Apa?? Tega sekali nenek membohongiku. Ia membuatku membenci islam sampai ke urat-urat nadiku. aku teringat penghinaanku pada Annisa, teman kampusku yang memakai jilbab lebar, kemana-mana membawa kitab suci yang mereka sebut al-Qur'an. Aku teringat sikap kasarku kepadanya, aku menarik jilbab lebarnya yang merusak pemandangan. Ya Tuhan, aku sudah mempermalukannya di depan semua orang. Aku terlahir jahat karena kebohongan ini.

"Luka itu semakin menganga, menggores tanpa ampun, ketika kami didatangi oleh seorang pria keturunan Indonesia-Jepang yang ingin meminang ibumu. Takashi. Pria itu bernama Ahmad Takashi. Pria yang ternyata satu keyakinan dengan ibumu" 

Kakek terus saja bercerita, aku pun semakin ingin tahu kebenaran masa lalu ibuku. Aku tak percaya, selama 18 tahun aku hidup dalam sebuah kebohongan besar!

"Nenek menduga ayahmulah penyebab ibumu beralih agama. Ia sangat membenci ayahmu. Menikahlah dengan anak durhaka itu!! Tak perlu kau meminta restuku, dia bukan anakku! Anakku sudah mati!!. Nenekmu tak mampu menahan amarahnya. Kakek hanya berbisik : Bila engkau bisa menjaga putriku dengan baik, bila engkau bisa membuat dia bahagia, menikahlah dengannya.. Kakek merestui mereka...

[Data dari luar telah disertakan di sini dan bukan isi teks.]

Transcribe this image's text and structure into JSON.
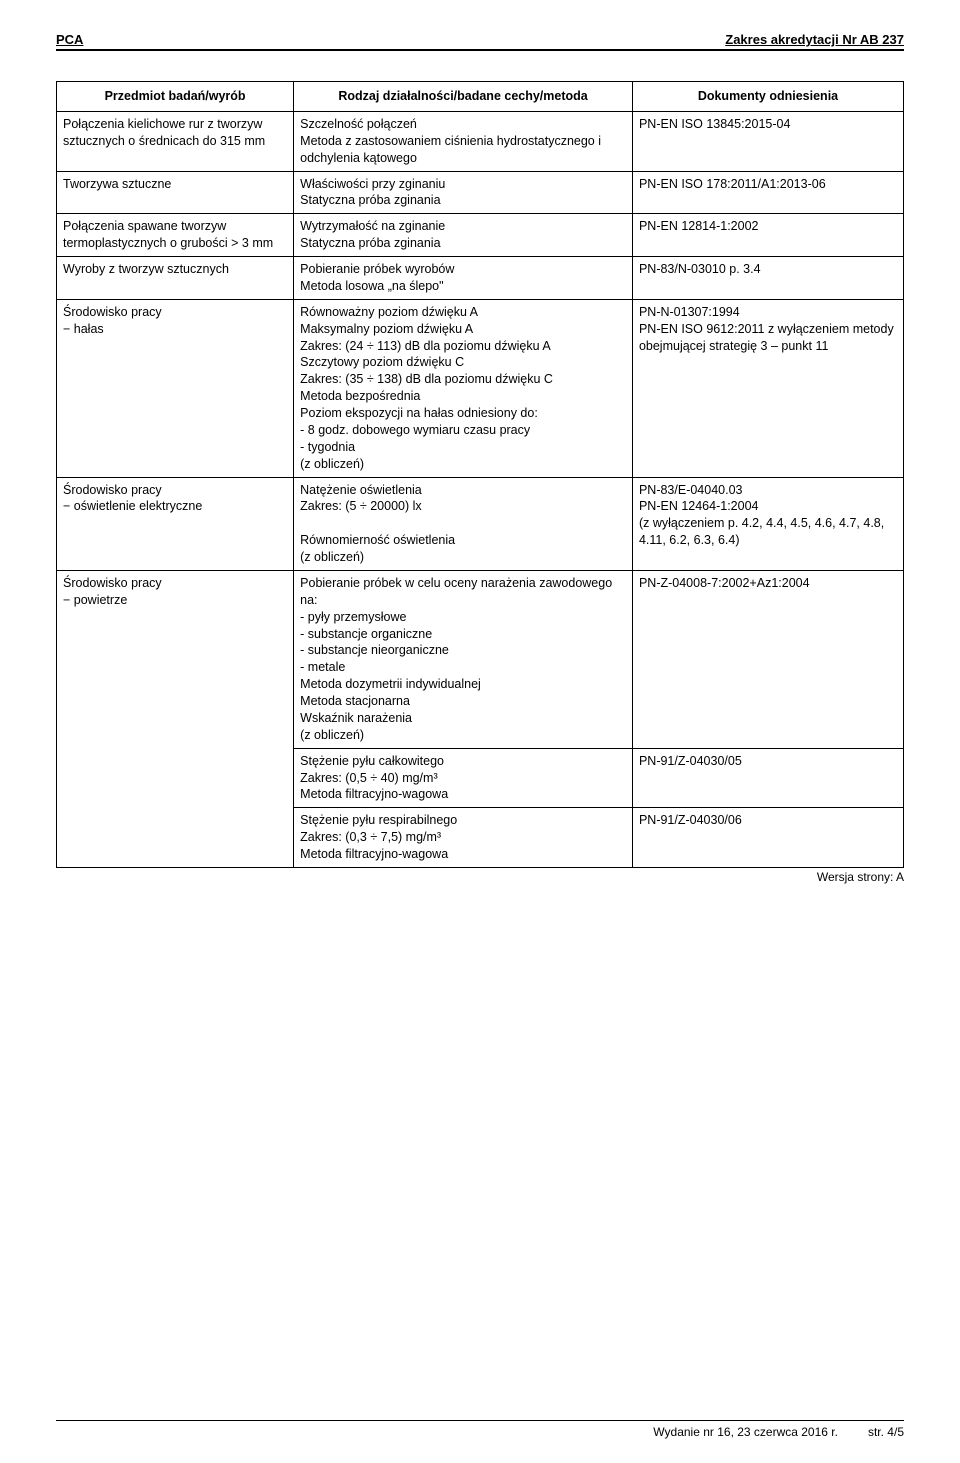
{
  "header": {
    "left": "PCA",
    "right": "Zakres akredytacji Nr AB 237"
  },
  "table": {
    "headers": {
      "c1": "Przedmiot badań/wyrób",
      "c2": "Rodzaj działalności/badane cechy/metoda",
      "c3": "Dokumenty odniesienia"
    },
    "rows": [
      {
        "c1": "Połączenia kielichowe rur z tworzyw sztucznych o średnicach do 315 mm",
        "c2": "Szczelność połączeń\nMetoda z zastosowaniem ciśnienia hydrostatycznego i odchylenia kątowego",
        "c3": "PN-EN ISO 13845:2015-04"
      },
      {
        "c1": "Tworzywa sztuczne",
        "c2": "Właściwości przy zginaniu\nStatyczna próba zginania",
        "c3": "PN-EN ISO 178:2011/A1:2013-06"
      },
      {
        "c1": "Połączenia spawane tworzyw termoplastycznych o grubości > 3 mm",
        "c2": "Wytrzymałość na zginanie\nStatyczna próba zginania",
        "c3": "PN-EN 12814-1:2002"
      },
      {
        "c1": "Wyroby z tworzyw sztucznych",
        "c2": "Pobieranie próbek wyrobów\nMetoda losowa „na ślepo\"",
        "c3": "PN-83/N-03010 p. 3.4"
      },
      {
        "c1": "Środowisko pracy\n− hałas",
        "c2": "Równoważny poziom dźwięku A\nMaksymalny poziom dźwięku A\nZakres: (24 ÷ 113) dB dla poziomu dźwięku A\nSzczytowy poziom dźwięku C\nZakres: (35 ÷ 138) dB dla poziomu dźwięku C\nMetoda bezpośrednia\nPoziom ekspozycji na hałas odniesiony do:\n- 8 godz. dobowego wymiaru czasu pracy\n- tygodnia\n(z obliczeń)",
        "c3": "PN-N-01307:1994\nPN-EN ISO 9612:2011 z wyłączeniem metody obejmującej strategię 3 – punkt 11"
      },
      {
        "c1": "Środowisko pracy\n− oświetlenie elektryczne",
        "c2": "Natężenie oświetlenia\nZakres: (5 ÷ 20000) lx\n\nRównomierność oświetlenia\n(z obliczeń)",
        "c3": "PN-83/E-04040.03\nPN-EN 12464-1:2004\n(z wyłączeniem p. 4.2, 4.4, 4.5, 4.6, 4.7, 4.8, 4.11, 6.2, 6.3, 6.4)"
      },
      {
        "c1": "Środowisko pracy\n− powietrze",
        "c1_rowspan": 3,
        "c2": "Pobieranie próbek w celu oceny narażenia zawodowego na:\n- pyły przemysłowe\n- substancje organiczne\n- substancje nieorganiczne\n- metale\nMetoda dozymetrii indywidualnej\nMetoda stacjonarna\nWskaźnik narażenia\n(z obliczeń)",
        "c3": "PN-Z-04008-7:2002+Az1:2004"
      },
      {
        "c1_skip": true,
        "c2": "Stężenie pyłu całkowitego\nZakres: (0,5 ÷ 40) mg/m³\nMetoda filtracyjno-wagowa",
        "c3": "PN-91/Z-04030/05"
      },
      {
        "c1_skip": true,
        "c2": "Stężenie pyłu respirabilnego\nZakres: (0,3 ÷ 7,5) mg/m³\nMetoda filtracyjno-wagowa",
        "c3": "PN-91/Z-04030/06"
      }
    ]
  },
  "version": "Wersja strony: A",
  "footer": {
    "edition": "Wydanie nr 16, 23 czerwca 2016 r.",
    "page": "str. 4/5"
  }
}
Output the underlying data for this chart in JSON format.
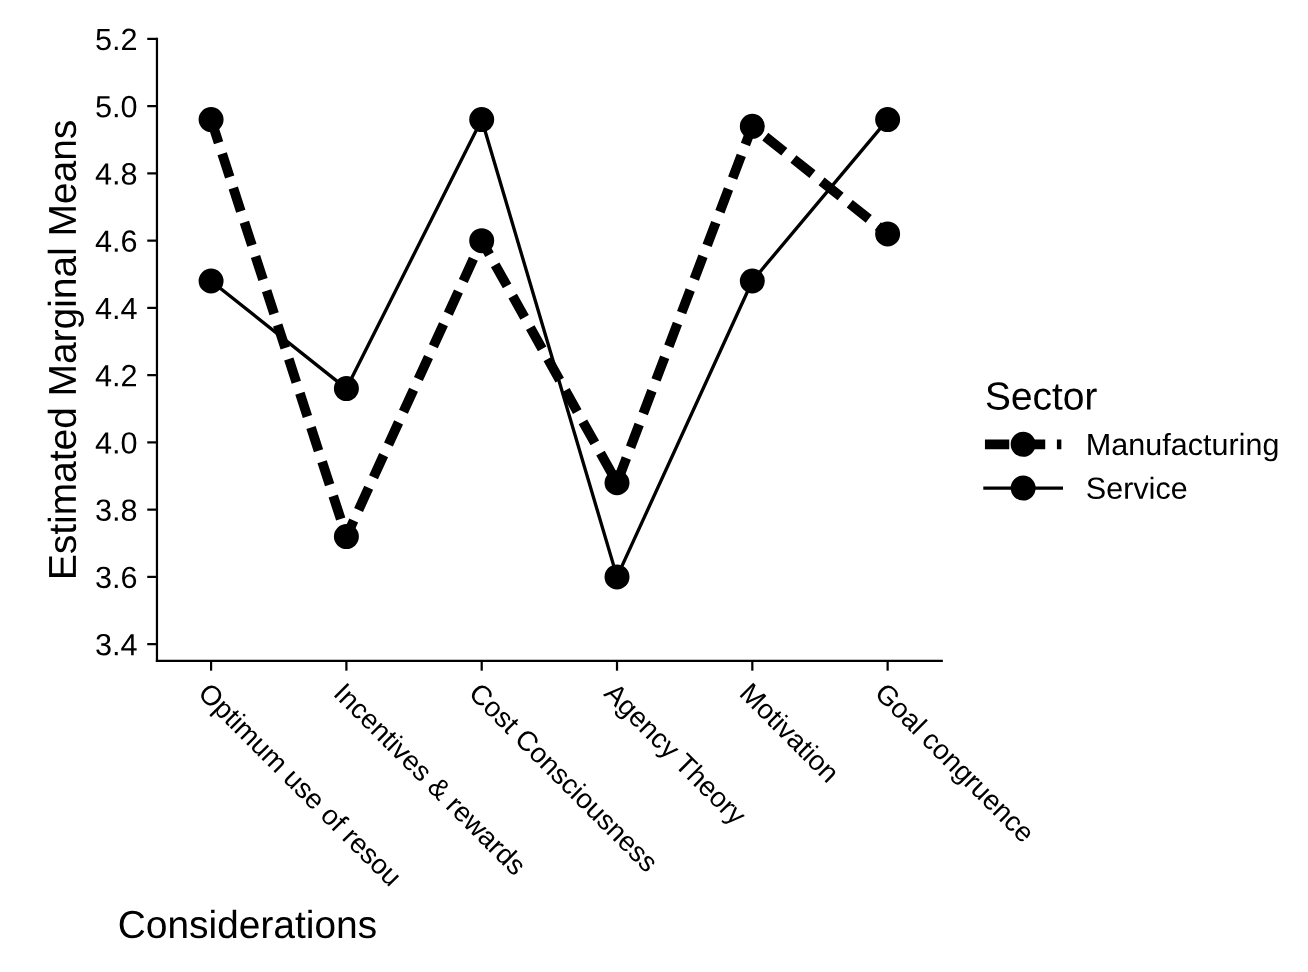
{
  "chart_data": {
    "type": "line",
    "xlabel": "Considerations",
    "ylabel": "Estimated Marginal Means",
    "legend_title": "Sector",
    "categories": [
      "Optimum use of resou",
      "Incentives & rewards",
      "Cost Consciousness",
      "Agency Theory",
      "Motivation",
      "Goal congruence"
    ],
    "series": [
      {
        "name": "Manufacturing",
        "color": "#000000",
        "line_style": "dashed",
        "values": [
          4.96,
          3.72,
          4.6,
          3.88,
          4.94,
          4.62
        ]
      },
      {
        "name": "Service",
        "color": "#000000",
        "line_style": "solid",
        "values": [
          4.48,
          4.16,
          4.96,
          3.6,
          4.48,
          4.96
        ]
      }
    ],
    "marker": "circle",
    "ylim": [
      3.35,
      5.2
    ],
    "yticks": [
      3.4,
      3.6,
      3.8,
      {
        "value": 4,
        "label": "4.0"
      },
      4.2,
      4.4,
      4.6,
      4.8,
      {
        "value": 5,
        "label": "5.0"
      },
      5.2
    ],
    "grid": false,
    "legend": "right"
  }
}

"Ya Tuhan, inikah yang terjadi...?

"Kakek memang belum bisa menerima ibumu secara utuh, Aya... karena dia sudah meninggalkan agama yang sudah turun temurun diajarkan nenek moyang kita. Tapi, bagaimana pun itu ia tetap anakku" kali ini kakek tak mampu membendung air matanya.. Untuk pertama kali dalam hidupku aku melihat kakek meneteskan airmata. Perih yang ia tanggung selama bertahun-tahun menusuk-nusuk hatinya.."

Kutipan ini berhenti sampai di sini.